Qui est Zyane ? L’une des personnes qui l’ont bien connu le définit comme «le mélange d’un ego démesuré et d’une hystérie avérée qui le pousse à la provocation pour exister en dehors de tout consensus». Ce que je sais de la chose, c’est qu’il était communiste, qu’il est devenu un virulent anti-gauche du jour au lendemain, qu’il a navigué entre Guedira et Basri pour finir en fidèle du dernier, qu’il a été «ministre» dans un gouvernement où siégeaient deux échelles 8 sans culture, poste qu’il a quitté parce qu’il a trouvé inique le procès fait aux barons de la drogue et que depuis, il est à la tête d’un «hizbicule». C’est d’ailleurs à ce titre qu’il a pu s’introduire par deux fois en quelques mois dans les foyers marocains par le biais du petit écran.
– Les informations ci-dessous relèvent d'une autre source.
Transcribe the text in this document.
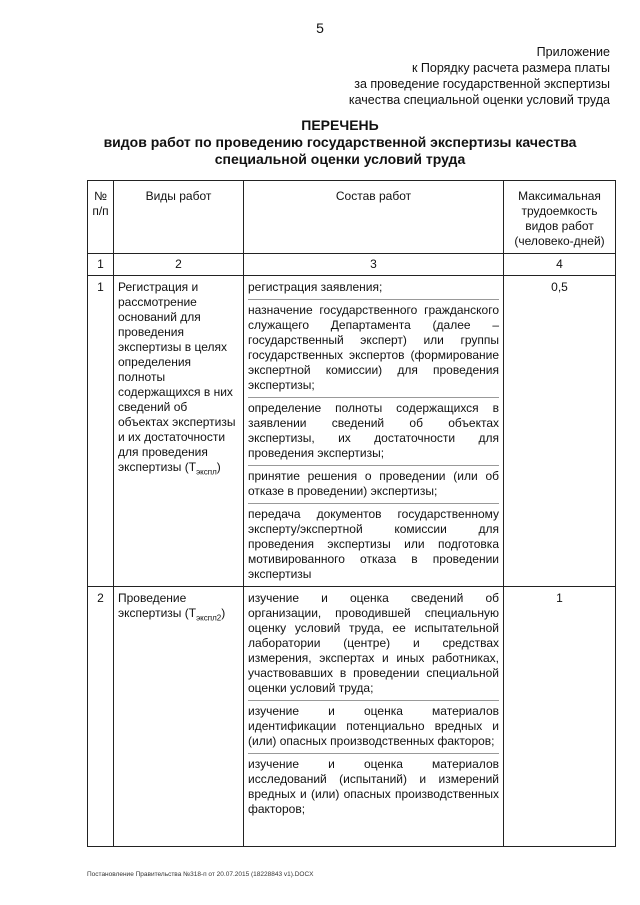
5
Приложение
к Порядку расчета размера платы
за проведение государственной экспертизы
качества специальной оценки условий труда
ПЕРЕЧЕНЬ
видов работ по проведению государственной экспертизы качества
специальной оценки условий труда
№ п/п	Виды работ	Состав работ	Максимальная трудоемкость видов работ (человеко-дней)
1	2	3	4
1	Регистрация и рассмотрение оснований для проведения экспертизы в целях определения полноты содержащихся в них сведений об объектах экспертизы и их достаточности для проведения экспертизы $(Т_{экспл})$	регистрация заявления;
назначение государственного гражданского служащего Департамента (далее – государственный эксперт) или группы государственных экспертов (формирование экспертной комиссии) для проведения экспертизы;
определение полноты содержащихся в заявлении сведений об объектах экспертизы, их достаточности для проведения экспертизы;
принятие решения о проведении (или об отказе в проведении) экспертизы;
передача документов государственному эксперту/экспертной комиссии для проведения экспертизы или подготовка мотивированного отказа в проведении экспертизы	0,5
2	Проведение экспертизы $(Т_{экспл2})$	изучение и оценка сведений об организации, проводившей специальную оценку условий труда, ее испытательной лаборатории (центре) и средствах измерения, экспертах и иных работниках, участвовавших в проведении специальной оценки условий труда;
изучение и оценка материалов идентификации потенциально вредных и (или) опасных производственных факторов;
изучение и оценка материалов исследований (испытаний) и измерений вредных и (или) опасных производственных факторов;	1
Постановление Правительства №318-п от 20.07.2015 (18228843 v1).DOCX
Il faut s’interroger sur la cohérence et la pertinence des lois importées qui imposent à nos chaînes de donner la parole à des organisations qui ne représentent personne, qui tiennent leur congrès dans le garage de la villa du président à vie. D’un autre côté, nos confrères chargés de la besogne oublient trop souvent qu’ils ont une ligne éditoriale à défendre et qu’ils ne sont pas là pour servir la soupe à ces «invités» imposés par la HACA. C’est justement ce qui s’est passé avec Zyane. À «Hiwar», il a pu, sans vergogne, insulter la gauche dans son ensemble, chez Bencherif, il s’est attaqué à la mémoire de Driss Benzekri quelques jours après sa mort. Il a ressorti son venin sur les régicides et les « centaines de milliards distribués».Le premier choc dépassé, il faudrait peut-être remercier Zyane. Dans la demande de réconciliation, symbolisée par feu Driss Benzekri, nous avons été magnanimes au point de devenir imprudents. Nous avons oublié que les violations des droits de l’Homme étaient couvertes et même saluées par des gens qui profitaient du règne de la rapine sur le plan économique. Nous avons fait semblant d’ignorer que le Maroc d’Oufkir et de Basri était le géniteur d’une mafia sanguinaire, prédatrice, sans humanité aucune et que cette mafia n’a pas disparu le jour du renvoi du funeste ministre de l’Intérieur. La réconciliation, ils n’en ont cure, parce qu’elle signifie la fin de leurs privilèges et que la patrie se résume pour eux à ces mêmes privilèges.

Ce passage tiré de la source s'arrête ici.